The CFO of Fortaco Group is responsible for the Insider Guidelines and the maintaining of the insider list for the general insider management of the company, answering questions in regard to the Insider Guidelines and other insider issues, and any other insider issues of the company.
Fortaco discloses inside information, which directly concerns the company or its financial instruments as soon as possible. Decisions on the disclosure of inside information, or delaying disclosure, are made by the Company’s Supervisory Board and the President & CEO together. In urgent cases, decision can be made together by the Chairman of Supervisory Board and President & CEO. The inside information will be disclosed via a stock exchange release.

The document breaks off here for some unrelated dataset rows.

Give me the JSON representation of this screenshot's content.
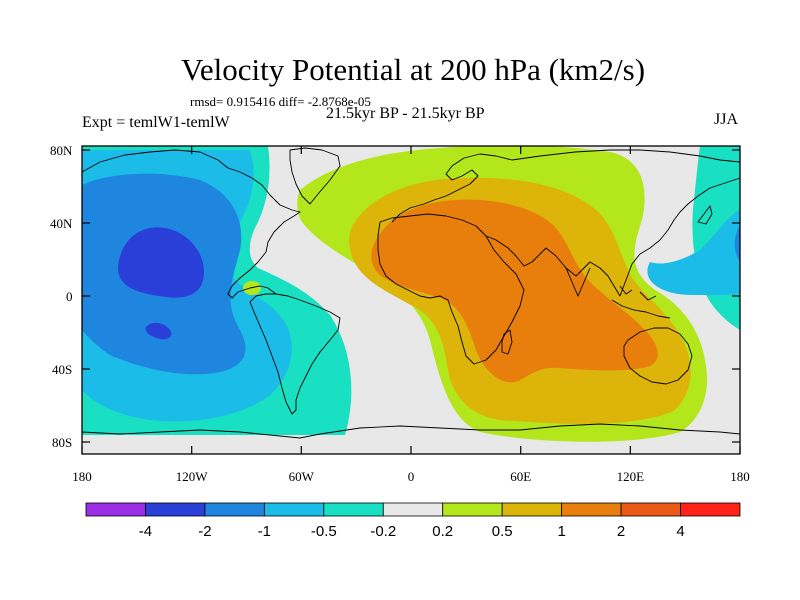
{
  "title": "Velocity Potential at 200 hPa (km2/s)",
  "stats": "rmsd= 0.915416 diff= -2.8768e-05",
  "subtitle": "21.5kyr BP - 21.5kyr BP",
  "experiment": "Expt = temlW1-temlW",
  "season": "JJA",
  "axes": {
    "lat_ticks": [
      "80N",
      "40N",
      "0",
      "40S",
      "80S"
    ],
    "lon_ticks": [
      "180",
      "120W",
      "60W",
      "0",
      "60E",
      "120E",
      "180"
    ]
  },
  "colorbar": {
    "colors": [
      "#9b2ee6",
      "#2a3fd8",
      "#1f86e0",
      "#1cbce8",
      "#19e0c3",
      "#e8e8e8",
      "#b4e61c",
      "#dcb40a",
      "#e87f0c",
      "#eb5a14",
      "#ff2216"
    ],
    "labels": [
      "-4",
      "-2",
      "-1",
      "-0.5",
      "-0.2",
      "0.2",
      "0.5",
      "1",
      "2",
      "4"
    ]
  }
}
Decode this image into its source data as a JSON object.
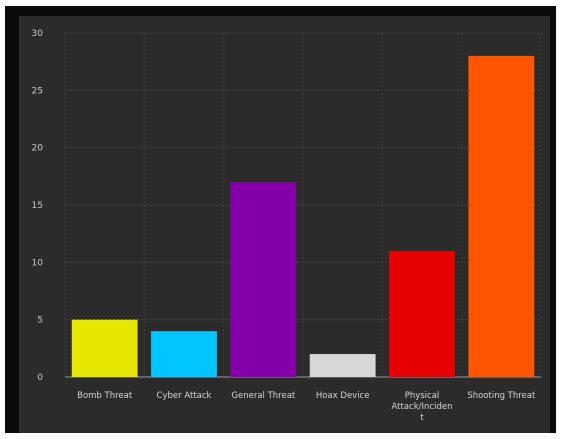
{
  "chart_data": {
    "type": "bar",
    "categories": [
      "Bomb Threat",
      "Cyber Attack",
      "General Threat",
      "Hoax Device",
      "Physical Attack/Incident",
      "Shooting Threat"
    ],
    "category_label_lines": [
      [
        "Bomb Threat"
      ],
      [
        "Cyber Attack"
      ],
      [
        "General Threat"
      ],
      [
        "Hoax Device"
      ],
      [
        "Physical",
        "Attack/Inciden",
        "t"
      ],
      [
        "Shooting Threat"
      ]
    ],
    "values": [
      5,
      4,
      17,
      2,
      11,
      28
    ],
    "colors": [
      "#e6e600",
      "#00c5ff",
      "#8400a8",
      "#d7d7d7",
      "#e60000",
      "#ff5500"
    ],
    "ylim": [
      0,
      30
    ],
    "yticks": [
      "0",
      "5",
      "10",
      "15",
      "20",
      "25",
      "30"
    ],
    "grid": true,
    "legend": "none",
    "background": "#2b2b2b"
  }
}
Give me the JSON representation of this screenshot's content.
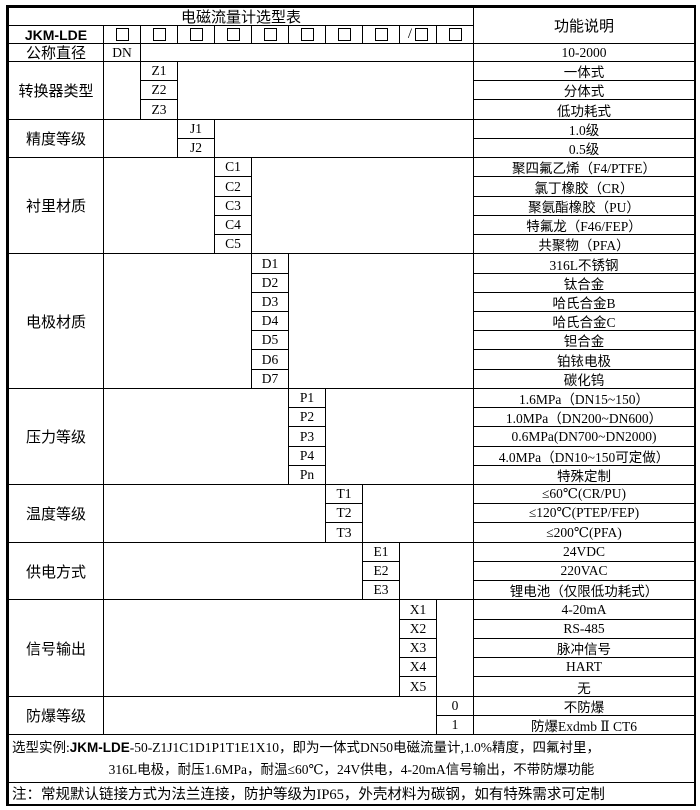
{
  "title": "电磁流量计选型表",
  "right_header": "功能说明",
  "model_row": {
    "prefix": "JKM-LDE",
    "box_count": 10,
    "slash_before_index": 8,
    "checkbox_icon": "empty-square"
  },
  "groups": [
    {
      "label": "公称直径",
      "col": 1,
      "rows": [
        {
          "code": "DN",
          "desc": "10-2000"
        }
      ]
    },
    {
      "label": "转换器类型",
      "col": 2,
      "rows": [
        {
          "code": "Z1",
          "desc": "一体式"
        },
        {
          "code": "Z2",
          "desc": "分体式"
        },
        {
          "code": "Z3",
          "desc": "低功耗式"
        }
      ]
    },
    {
      "label": "精度等级",
      "col": 3,
      "rows": [
        {
          "code": "J1",
          "desc": "1.0级"
        },
        {
          "code": "J2",
          "desc": "0.5级"
        }
      ]
    },
    {
      "label": "衬里材质",
      "col": 4,
      "rows": [
        {
          "code": "C1",
          "desc": "聚四氟乙烯（F4/PTFE）"
        },
        {
          "code": "C2",
          "desc": "氯丁橡胶（CR）"
        },
        {
          "code": "C3",
          "desc": "聚氨酯橡胶（PU）"
        },
        {
          "code": "C4",
          "desc": "特氟龙（F46/FEP）"
        },
        {
          "code": "C5",
          "desc": "共聚物（PFA）"
        }
      ]
    },
    {
      "label": "电极材质",
      "col": 5,
      "rows": [
        {
          "code": "D1",
          "desc": "316L不锈钢"
        },
        {
          "code": "D2",
          "desc": "钛合金"
        },
        {
          "code": "D3",
          "desc": "哈氏合金B"
        },
        {
          "code": "D4",
          "desc": "哈氏合金C"
        },
        {
          "code": "D5",
          "desc": "钽合金"
        },
        {
          "code": "D6",
          "desc": "铂铱电极"
        },
        {
          "code": "D7",
          "desc": "碳化钨"
        }
      ]
    },
    {
      "label": "压力等级",
      "col": 6,
      "rows": [
        {
          "code": "P1",
          "desc": "1.6MPa（DN15~150）"
        },
        {
          "code": "P2",
          "desc": "1.0MPa（DN200~DN600）"
        },
        {
          "code": "P3",
          "desc": "0.6MPa(DN700~DN2000)"
        },
        {
          "code": "P4",
          "desc": "4.0MPa（DN10~150可定做）"
        },
        {
          "code": "Pn",
          "desc": "特殊定制"
        }
      ]
    },
    {
      "label": "温度等级",
      "col": 7,
      "rows": [
        {
          "code": "T1",
          "desc": "≤60℃(CR/PU)"
        },
        {
          "code": "T2",
          "desc": "≤120℃(PTEP/FEP)"
        },
        {
          "code": "T3",
          "desc": "≤200℃(PFA)"
        }
      ]
    },
    {
      "label": "供电方式",
      "col": 8,
      "rows": [
        {
          "code": "E1",
          "desc": "24VDC"
        },
        {
          "code": "E2",
          "desc": "220VAC"
        },
        {
          "code": "E3",
          "desc": "锂电池（仅限低功耗式）"
        }
      ]
    },
    {
      "label": "信号输出",
      "col": 9,
      "rows": [
        {
          "code": "X1",
          "desc": "4-20mA"
        },
        {
          "code": "X2",
          "desc": "RS-485"
        },
        {
          "code": "X3",
          "desc": "脉冲信号"
        },
        {
          "code": "X4",
          "desc": "HART"
        },
        {
          "code": "X5",
          "desc": "无"
        }
      ]
    },
    {
      "label": "防爆等级",
      "col": 10,
      "rows": [
        {
          "code": "0",
          "desc": "不防爆"
        },
        {
          "code": "1",
          "desc": "防爆Exdmb Ⅱ CT6"
        }
      ]
    }
  ],
  "example": {
    "prefix": "选型实例:",
    "model": "JKM-LDE",
    "line1_rest": "-50-Z1J1C1D1P1T1E1X10，即为一体式DN50电磁流量计,1.0%精度，四氟衬里，",
    "line2": "316L电极，耐压1.6MPa，耐温≤60℃，24V供电，4-20mA信号输出，不带防爆功能"
  },
  "note": "注：常规默认链接方式为法兰连接，防护等级为IP65，外壳材料为碳钢，如有特殊需求可定制",
  "colors": {
    "border": "#000000",
    "background": "#ffffff",
    "text": "#000000"
  }
}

Fortaco Group has defined the persons discharging managerial responsibilities in the company pursuant to MAR to be the members of the Supervisory Board, the members of the Board of Directors, CEO and CFO. They, as well as persons closely associated with them, have an individual obligation to notify the company and the FIN-FSA of transactions conducted on their own account relating to the shares or debt instruments of the company or other financial instruments or derivatives linked thereto.
An official notification shall be made by the managers and their closely related parties promptly and no later than three business days after the date of the transaction to the company and the FIN-FSA. The company publishes the received transaction notifications as an announcement within two business days of receiving the notification.
The managers may not conduct any transactions on their own account or for the account of a third party, directly or indirectly, relating to the company’s financial instruments during a closed period of thirty (30) calendar days before the publication of the financial statements release or interim financial report, including the day of publication of said report.
The company has expanded the trading restrictions during the closed period to also cover such employees and other persons, who are not managers, and who have a possibility to acquire information on the interim financial report or the year-end report of the company due to their position or duties before the publication thereof.
The company maintains a list of all managers and their closely related parties. The managers must provide the company with a list of their related parties and update such list whenever necessary.
Fortaco has informed all employees about the insider guidelines. Guidelines are available on the company’s intranet. Fortaco organizes training on insider guidelines.